Папа еще какое-то время оставался в нерешительности, но затем вздохнул и, разлив нам по чашечкам с пакетиками чая кипятку из электрочайника, молвил:
— Ты не раз слышал, как мы с мамой очутились здесь. Это было… где-то в середине 56-го, если я не ошибаюсь? Да, Кать?
— Июль, — кивнула мама, делая глоток пышущего паром чая. — Я помню тот день, когда мы попали сюда так, будто это было вчера. Мы с твоим отцом благодарили судьбу, что нам удалось дожить до того дня. Но где-то глубоко в душу закралось отчаяние. Генераторное было тогда совсем не тем, чем оно есть сейчас.
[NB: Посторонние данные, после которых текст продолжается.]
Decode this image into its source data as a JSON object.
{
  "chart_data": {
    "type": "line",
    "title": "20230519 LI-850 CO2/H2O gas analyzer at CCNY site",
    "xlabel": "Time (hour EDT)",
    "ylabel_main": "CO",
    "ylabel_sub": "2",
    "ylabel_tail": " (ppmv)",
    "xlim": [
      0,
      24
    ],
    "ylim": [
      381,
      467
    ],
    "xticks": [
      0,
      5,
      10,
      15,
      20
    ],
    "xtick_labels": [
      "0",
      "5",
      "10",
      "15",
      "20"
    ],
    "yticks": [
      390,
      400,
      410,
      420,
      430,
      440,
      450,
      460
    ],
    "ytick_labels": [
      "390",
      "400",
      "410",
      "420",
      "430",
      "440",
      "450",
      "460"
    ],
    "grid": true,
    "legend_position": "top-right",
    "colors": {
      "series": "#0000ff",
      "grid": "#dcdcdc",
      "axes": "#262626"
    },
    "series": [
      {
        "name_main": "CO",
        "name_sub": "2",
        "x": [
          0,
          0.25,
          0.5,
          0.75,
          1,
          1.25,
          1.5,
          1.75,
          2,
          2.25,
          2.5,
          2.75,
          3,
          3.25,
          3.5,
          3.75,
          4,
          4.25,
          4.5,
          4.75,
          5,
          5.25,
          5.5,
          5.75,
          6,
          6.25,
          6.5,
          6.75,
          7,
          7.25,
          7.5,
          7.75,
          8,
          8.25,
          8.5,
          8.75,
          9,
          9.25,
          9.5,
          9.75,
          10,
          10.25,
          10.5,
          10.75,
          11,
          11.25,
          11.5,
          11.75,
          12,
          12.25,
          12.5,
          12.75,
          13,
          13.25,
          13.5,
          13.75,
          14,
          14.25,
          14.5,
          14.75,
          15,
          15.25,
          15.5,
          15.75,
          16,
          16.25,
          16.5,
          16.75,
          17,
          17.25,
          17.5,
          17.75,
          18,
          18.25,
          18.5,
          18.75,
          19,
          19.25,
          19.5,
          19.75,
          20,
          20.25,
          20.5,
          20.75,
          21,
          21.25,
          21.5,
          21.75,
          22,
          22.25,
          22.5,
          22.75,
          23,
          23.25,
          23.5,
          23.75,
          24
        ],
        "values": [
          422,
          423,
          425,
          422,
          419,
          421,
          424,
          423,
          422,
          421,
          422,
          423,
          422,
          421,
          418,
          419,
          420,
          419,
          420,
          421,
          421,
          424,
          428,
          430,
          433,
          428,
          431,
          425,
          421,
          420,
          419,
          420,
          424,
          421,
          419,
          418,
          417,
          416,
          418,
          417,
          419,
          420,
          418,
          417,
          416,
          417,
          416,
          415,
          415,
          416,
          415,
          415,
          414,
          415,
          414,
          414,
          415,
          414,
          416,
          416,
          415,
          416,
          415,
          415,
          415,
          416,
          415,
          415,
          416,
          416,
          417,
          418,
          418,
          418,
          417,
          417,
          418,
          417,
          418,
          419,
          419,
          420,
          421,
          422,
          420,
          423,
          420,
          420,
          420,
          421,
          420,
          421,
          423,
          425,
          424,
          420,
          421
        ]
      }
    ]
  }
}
Сухой безжизненный грунт, на котором разбиты потрепанные армейские палатки, переполненные голодными людьми под дурацким бессмысленным названием и номером. “Временный лагерь беженцев № 213”. Кроме друг друга, рваных ботинок, джинсов, курток да наплечников со скудными пожитками у нас во всем мире не осталось никого и ничего…
— Ты так хорошо рассказываешь, что, пожалуй, тебе стоит и продолжить, — улыбнулся папа.
— Нет, ну что ты, — мама смущенно потупилась. — Димка же про Гришу просил рассказать.
— Гришу я узнал, когда пошел в поисковой отряд, — припомнил папа, тоже отхлебнув чая. — Поисковые группы тогда отправлялись в путь денно и нощно, рыская по окрестностям в поисках всего необходимого: еды, топлива, строительных материалов, оружия и патронов, лекарств, полезного в хозяйстве инструмента и оборудования.
— Я знаю, ты часто участвовал в таких «экспедициях», — оживился я. — Ведь если бы не это, люди просто не выжили бы!
— Да. Володя ходил в них нескончаемо, — вспомнила мама. — Мы собирались у самодельных ворот в возведенных вокруг лагеря баррикадах, кутаясь в плащи с капюшонами и закрывая лица платками и марлевыми повязками и в угрюмой тишине провожали взглядами группы вооруженных мужчин в камуфляжной одежде. Это были наши отцы, мужья и сыновья. И каждый из нас понимал, что некоторые из них, скорее всего, не вернутся назад. Папа даже не помнил точно, в скольких «экспедициях» он побывал. Его жизнь много раз висела на волоске, людей рядом с ним калечили и убивали, но ему везло и, не считая нескольких царапин и ушибов, он остался невредим.
— Да, все это знают. Папа настоящий герой! — с искренней гордостью воскликнул я.
— Не говори так, Димитрис, и не вздумай так говорить другим! — не на шутку рассердился отец. — Я не раз говорил тебе, что не было там никаких героев. То время называют «тёмным» не только из-за вечного смога. То было не для героев: время тяжелых решений, неоднозначных поступков. Эти наши «экспедиции» — это было, по сути, обыкновенное мародерство, хоть мы не употребляли это слово. Поисковые отряды постоянно вступали в стычки с другими мародерами. А порой и с местными, боронящими свое добро. Бывали жертвы.
— Но ведь на вас нападали, вы вынуждены были защищаться.
Папа тяжело вздохнул.
— Неизвестно, как закончилась бы история ВЛБ № 213, сложись все иначе, но еще в первые месяцы после войны нам удалось неплохо вооружиться, вначале опустошив оружейную милицейского отделения в окрестном селении, а затем приняв участие в разграблении склада румынской воинской части. Среди нас было много бывших военных и резервистов, которые хорошо владели оружием. Поэтому наши поисковые отряды чувствовали себя довольно уверенно и из большинства стычек чаще всего выходили победителями. Самым сложным во время мародерских вылазок было не уберечься от пуль. Сложнее было не озвереть, сохранить человечность. Из мужчин, ходивших вместе со мной в «экспедиции», это удавалось не всем. Ожесточившиеся, изголодавшиеся, замерзшие и замучавшиеся люди вскоре практически перестали видеть разницу между добром и злом, превратились в стаи волков, которыми руководил лишь один принцип: «зубами вырвать себе добычу или сдохнуть».